Jeff Bezos from Amazon thinks it is
How many hours a day do you spend at work, and how much time do you spend with your family, friends, partner, and yourself? Maybe some people spend more time than others, and no matter how much you try to spend time with everyone, you can’t. Therefore, it is only natural to ask ourselves: Is work-life balance a myth? The creator of Amazon, Jeff Bezos, says that it is best to stop trying to balance your life. Instead, start seeing both parts as one, as part of the same ecosystem.
And there is a good reason. Bezos believes that the balance between personal life and working life does not exist. He has not found it yet, and he considers it to be a myth. Nevertheless, this situation doesn’t worry him, he tries to fully enjoy the moments he spends at home to get happy to work.
The founder of Amazon believes that if he is happy at home, he will come back to work with more energy, and if he is happy at work, he will return home with lots of energy. The entrepreneur suggests that this is a premise that employees should apply, especially when there is frustration and stress because they cannot have a social life outside the workspaces, at least not as desired.

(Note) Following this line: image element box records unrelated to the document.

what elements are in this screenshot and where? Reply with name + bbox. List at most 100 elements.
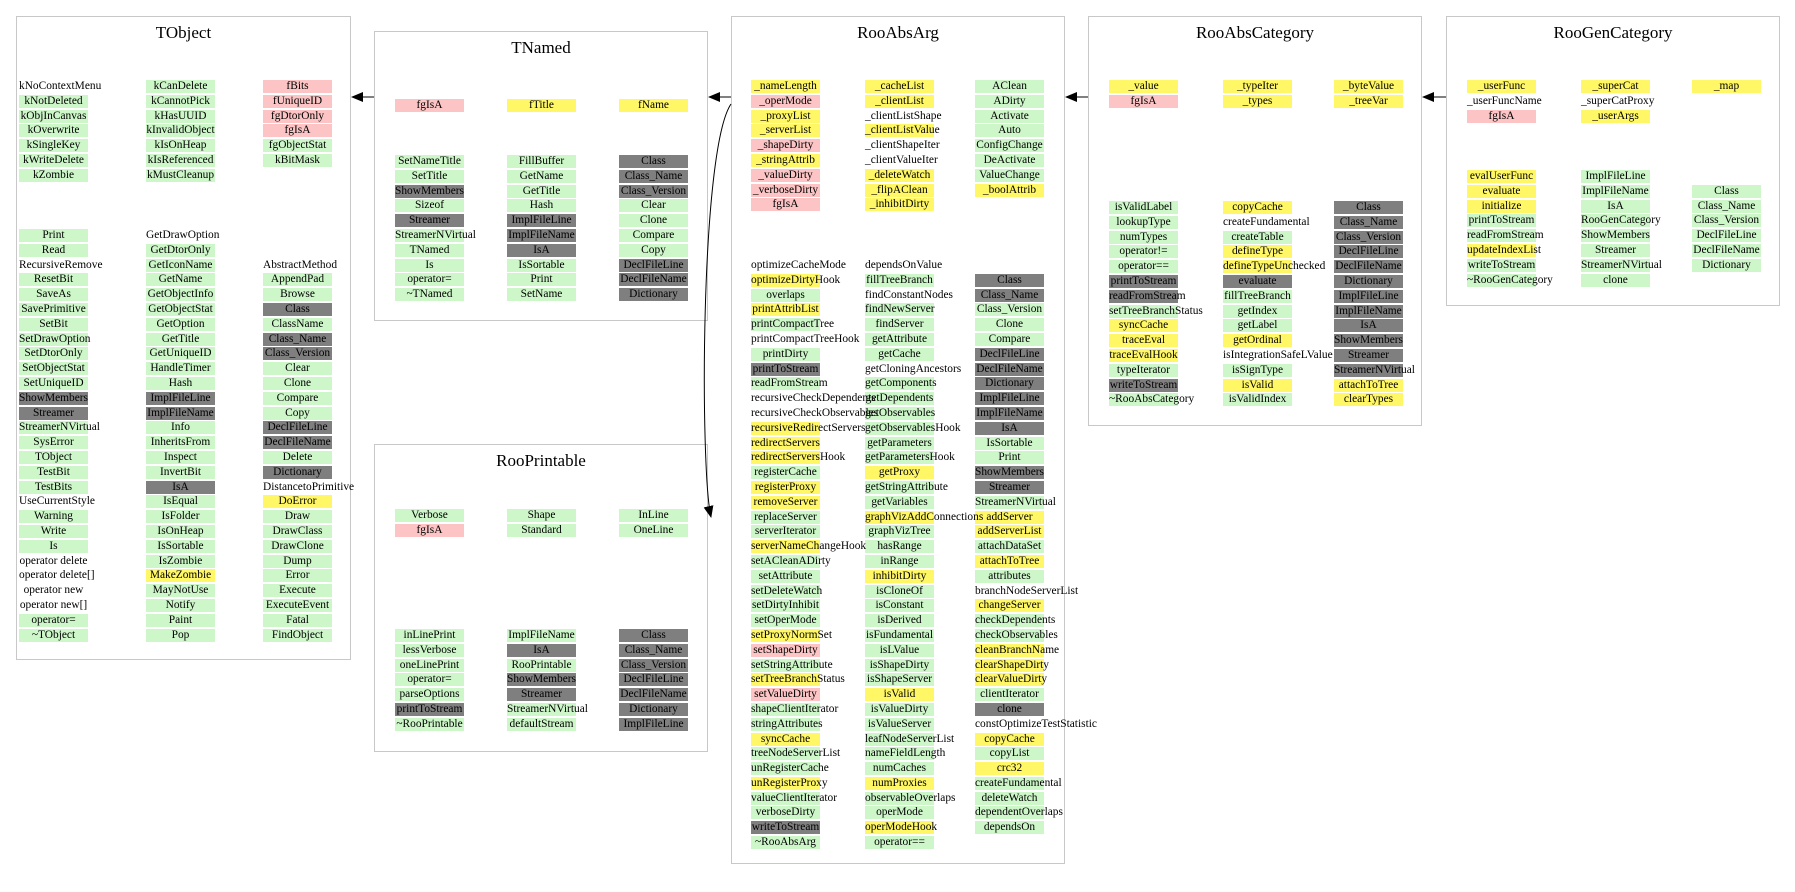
member-label: operator new (23, 584, 84, 597)
member-item: DeclFileLine (263, 421, 332, 435)
member-item: serverNameChangeHook (751, 540, 866, 554)
member-item: Browse (263, 288, 332, 302)
member-label: Delete (282, 450, 313, 463)
member-label: GetUniqueID (149, 347, 212, 360)
member-column: _value fgIsA (1109, 80, 1178, 110)
member-item: traceEval (1109, 334, 1178, 348)
member-label: branchNodeServerList (975, 584, 1079, 597)
member-item: Error (263, 569, 332, 583)
member-item: Auto (975, 124, 1044, 138)
member-label: setACleanADirty (751, 554, 831, 567)
member-column: kNoContextMenu kNotDeleted kObjInCanvas kOv… (19, 80, 101, 184)
member-label: Sizeof (414, 199, 445, 212)
member-label: ImplFileLine (1338, 289, 1399, 302)
member-label: Compare (276, 391, 319, 404)
member-item: SysError (19, 436, 88, 450)
member-label: ~RooGenCategory (1467, 273, 1553, 286)
member-label: DeclFileLine (1338, 245, 1399, 258)
member-item: serverIterator (751, 525, 820, 539)
member-label: unRegisterCache (751, 762, 829, 775)
member-label: GetOption (156, 317, 205, 330)
member-item: oneLinePrint (395, 658, 464, 672)
member-label: ~TNamed (406, 288, 453, 301)
member-item: addServer (975, 510, 1044, 524)
member-label: kSingleKey (26, 139, 81, 152)
member-item (263, 229, 332, 242)
member-column: dependsOnValue fillTreeBranch findConstant… (865, 259, 983, 851)
member-item: kIsReferenced (146, 153, 215, 167)
member-column: fBits fUniqueID fgDtorOnly fgIsA fgObjectSta… (263, 80, 332, 169)
member-item: crc32 (975, 762, 1044, 776)
class-title: TNamed (511, 38, 571, 57)
member-label: observableOverlaps (865, 791, 956, 804)
member-item: Class_Version (263, 347, 332, 361)
member-item: ShowMembers (1581, 229, 1650, 243)
member-label: deleteWatch (981, 791, 1038, 804)
member-label: isShapeDirty (869, 658, 930, 671)
member-item: isDerived (865, 614, 934, 628)
member-label: TestBits (34, 480, 73, 493)
member-label: checkObservables (975, 628, 1058, 641)
member-item: stringAttributes (751, 717, 823, 731)
class-title: RooPrintable (496, 451, 586, 470)
member-label: DeclFileName (264, 436, 331, 449)
member-item: Hash (507, 199, 576, 213)
member-column: _userFunc _userFuncName fgIsA (1467, 80, 1542, 124)
member-label: getObservables (865, 406, 936, 419)
member-item: fgIsA (263, 124, 332, 138)
member-item: Standard (507, 523, 576, 537)
member-item: ImplFileName (975, 406, 1044, 420)
member-column: SetNameTitle SetTitle ShowMembers Sizeof Str… (395, 155, 476, 303)
member-item: clone (975, 702, 1044, 716)
member-item: writeToStream (1467, 258, 1536, 272)
member-label: Class_Name (980, 288, 1039, 301)
member-column: fgIsA (395, 99, 464, 114)
member-item: branchNodeServerList (975, 585, 1078, 598)
member-item: printDirty (751, 347, 820, 361)
member-item: deleteWatch (975, 791, 1044, 805)
member-item: isLValue (865, 643, 934, 657)
member-label: IsSortable (157, 539, 204, 552)
member-item: Compare (263, 391, 332, 405)
member-item: SetObjectStat (19, 362, 88, 376)
member-label: Clone (995, 318, 1024, 331)
member-label: lessVerbose (402, 643, 457, 656)
member-column: GetDrawOption GetDtorOnly GetIconName GetNa… (146, 229, 219, 643)
member-label: setShapeDirty (753, 643, 818, 656)
member-label: isShapeServer (866, 673, 933, 686)
member-label: Streamer (1594, 243, 1637, 256)
member-label: getCache (878, 347, 921, 360)
member-item: Delete (263, 450, 332, 464)
member-item: Class_Version (1692, 214, 1761, 228)
member-item (1692, 170, 1761, 183)
member-label: Class (641, 629, 666, 641)
member-label: _byteValue (1342, 80, 1395, 92)
member-item: redirectServersHook (751, 451, 845, 465)
member-label: StreamerNVirtual (395, 228, 476, 241)
member-label: ShowMembers (1581, 229, 1650, 242)
member-item: readFromStream (751, 377, 828, 391)
member-label: _proxyList (760, 109, 811, 122)
member-item: setTreeBranchStatus (1109, 304, 1203, 318)
member-item (975, 259, 1044, 272)
member-item: verboseDirty (751, 806, 820, 820)
member-item: DeclFileName (1334, 260, 1403, 274)
member-item: IsA (507, 643, 576, 657)
member-label: Streamer (32, 406, 75, 419)
member-item: dependsOnValue (865, 259, 942, 272)
member-label: isIntegrationSafeLValue (1223, 348, 1333, 361)
member-label: Class (1714, 184, 1739, 197)
member-label: Dictionary (629, 702, 678, 715)
member-label: DeclFileLine (623, 258, 684, 271)
member-item: RooGenCategory (1581, 214, 1661, 228)
member-item: clearValueDirty (975, 673, 1047, 687)
member-label: ~RooAbsArg (754, 836, 816, 849)
member-label: SetName (520, 288, 563, 301)
member-item: Class_Version (619, 184, 688, 198)
member-item: getObservables (865, 406, 936, 420)
member-label: Class (285, 302, 310, 315)
member-label: cleanBranchName (975, 643, 1060, 656)
member-item: DrawClass (263, 524, 332, 538)
member-item: checkDependents (975, 614, 1055, 628)
member-item: ~RooPrintable (395, 717, 464, 731)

“This work-life harmony thing is what I try to teach young employees and senior executives at Amazon too. But especially the people coming in,” he said. “I get asked about work-life balance all the time. And my view is, that’s a debilitating phrase because it implies there’s a strict trade-off.”
Like every successful entrepreneur, he has a daily routine. He goes to bed early and wakes up early. This way he gets enough sleep and likes to exercise. He likes to take his time in the morning to have breakfast with his family. He starts with the most important meetings, and he takes breaks if he is feeling tired.
Bezos’s message is clear: It’s about enjoying everything you do, whatever your activity is. So, more than a balance, he looks at it as a circle. He suggests that the relationship between work and personal life should be reciprocal and that we shouldn’t compartmentalize them into two competing time constraints.
What do you think? Is work-life balance a myth?